23 March 2017

Critique: Electric India

Today’s poster comes from Anjali Sharma. It is being presented at the Energy For Society conference in April. Click to enlarge!

It’s... square. This is interesting, because I don’t see many square posters here on the blog.

Something you may not see (depending on browser settings and such) is that this poster has a wide margin. Margins are very undervalued on many posters, and the margin helps give this poster some lightness.

I’m having a hard time moving past the title. Those letters touching the top of the box are just killing me. There is room to center the text better vertically, since none of the bottom descenders (the lower case Gs) are threatening to touch the bottom of the red box.

The lines around the columns are not heavy handed. They are light and well placed far from the text, so they add some visual interest rather than feeling like an attempt shoehorn too much content into too little space.

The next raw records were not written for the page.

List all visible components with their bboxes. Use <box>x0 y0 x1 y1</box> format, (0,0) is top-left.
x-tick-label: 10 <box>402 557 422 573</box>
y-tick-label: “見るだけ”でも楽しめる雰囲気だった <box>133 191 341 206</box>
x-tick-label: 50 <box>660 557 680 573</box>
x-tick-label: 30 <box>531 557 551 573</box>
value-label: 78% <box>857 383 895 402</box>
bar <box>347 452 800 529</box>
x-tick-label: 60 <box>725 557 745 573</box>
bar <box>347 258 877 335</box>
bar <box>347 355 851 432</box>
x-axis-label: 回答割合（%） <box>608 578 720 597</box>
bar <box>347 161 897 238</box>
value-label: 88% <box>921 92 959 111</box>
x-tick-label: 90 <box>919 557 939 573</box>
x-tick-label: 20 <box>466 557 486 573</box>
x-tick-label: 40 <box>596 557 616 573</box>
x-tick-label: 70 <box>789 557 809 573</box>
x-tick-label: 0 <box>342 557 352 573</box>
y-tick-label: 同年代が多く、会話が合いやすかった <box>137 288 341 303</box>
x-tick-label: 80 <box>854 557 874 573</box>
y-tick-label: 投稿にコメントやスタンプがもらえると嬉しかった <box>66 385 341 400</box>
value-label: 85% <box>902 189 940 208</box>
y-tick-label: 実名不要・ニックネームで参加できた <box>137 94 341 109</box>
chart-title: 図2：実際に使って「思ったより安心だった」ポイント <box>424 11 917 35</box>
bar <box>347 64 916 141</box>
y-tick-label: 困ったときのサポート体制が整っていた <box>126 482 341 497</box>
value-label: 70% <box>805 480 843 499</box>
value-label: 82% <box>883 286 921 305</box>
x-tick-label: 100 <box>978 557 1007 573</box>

But I always like to see what a poster looks like without boxes.

Speaking of lines, there are a couple of stray vertical gray lines on either side of the bottom bar graph that seem to be left over from importing the graphic on to the poster.

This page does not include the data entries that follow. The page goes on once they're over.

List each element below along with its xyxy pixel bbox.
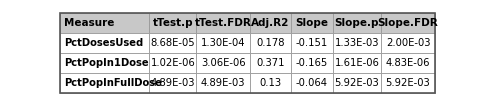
Bar [149, 33, 197, 53]
Text: tTest.FDR: tTest.FDR [195, 18, 252, 28]
Text: PctPopIn1Dose: PctPopIn1Dose [64, 58, 149, 68]
Text: Slope.FDR: Slope.FDR [378, 18, 439, 28]
Text: 3.06E-06: 3.06E-06 [201, 58, 245, 68]
Text: 0.371: 0.371 [256, 58, 285, 68]
Bar [291, 33, 332, 53]
Bar [149, 13, 197, 33]
Text: 4.89E-03: 4.89E-03 [201, 78, 245, 88]
Bar [197, 13, 250, 33]
Text: tTest.p: tTest.p [153, 18, 193, 28]
Text: Measure: Measure [64, 18, 114, 28]
Text: 1.61E-06: 1.61E-06 [334, 58, 379, 68]
Bar [197, 73, 250, 93]
Bar [149, 53, 197, 73]
Bar [381, 33, 435, 53]
Bar [381, 13, 435, 33]
Text: -0.151: -0.151 [296, 38, 328, 48]
Bar [291, 53, 332, 73]
Bar [250, 73, 291, 93]
Text: 8.68E-05: 8.68E-05 [151, 38, 195, 48]
Bar [332, 73, 381, 93]
Bar [197, 33, 250, 53]
Text: PctDosesUsed: PctDosesUsed [64, 38, 143, 48]
Text: Slope.p: Slope.p [335, 18, 379, 28]
Text: 1.33E-03: 1.33E-03 [335, 38, 379, 48]
Text: 0.178: 0.178 [256, 38, 285, 48]
Text: -0.064: -0.064 [296, 78, 328, 88]
Text: 0.13: 0.13 [259, 78, 282, 88]
Bar [332, 33, 381, 53]
Bar [381, 73, 435, 93]
Bar [60, 53, 149, 73]
Bar [250, 53, 291, 73]
Bar [291, 13, 332, 33]
Bar [60, 73, 149, 93]
Text: 2.00E-03: 2.00E-03 [386, 38, 430, 48]
Bar [60, 33, 149, 53]
Bar [250, 13, 291, 33]
Text: PctPopInFullDose: PctPopInFullDose [64, 78, 162, 88]
Bar [197, 53, 250, 73]
Bar [149, 73, 197, 93]
Text: 5.92E-03: 5.92E-03 [385, 78, 430, 88]
Text: 1.02E-06: 1.02E-06 [151, 58, 195, 68]
Bar [60, 13, 149, 33]
Text: 4.89E-03: 4.89E-03 [151, 78, 195, 88]
Bar [332, 13, 381, 33]
Text: 1.30E-04: 1.30E-04 [201, 38, 245, 48]
Text: 4.83E-06: 4.83E-06 [386, 58, 430, 68]
Bar [250, 33, 291, 53]
Text: Adj.R2: Adj.R2 [251, 18, 290, 28]
Bar [381, 53, 435, 73]
Text: 5.92E-03: 5.92E-03 [335, 78, 379, 88]
Text: Slope: Slope [295, 18, 328, 28]
Text: -0.165: -0.165 [296, 58, 328, 68]
Bar [332, 53, 381, 73]
Bar [291, 73, 332, 93]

Here’s a slightly revised version of the poster. I cheated with the title, extending the coloured box up rather than centering the text. this leaves the poster no longer perfectly square, nor all margins equal. But I think you can see what I was going for.

This is a rare case where I think the removal of the boxes does not benefit the poster.

The poster feels grey and text heavy, even though there are some reasonably nice big images on it. This might be happening because of the visuals are buried in the bottom and the right, far from where people look first.

But this poster is is clean, readable, and no one would be embarrassed to hand it on a poster board.

1 comment:

  1. Subtle difference, but so much gentler on the eyes. The helium font (looks like the letters floated to the top) is lots better nudged to have a nice margin.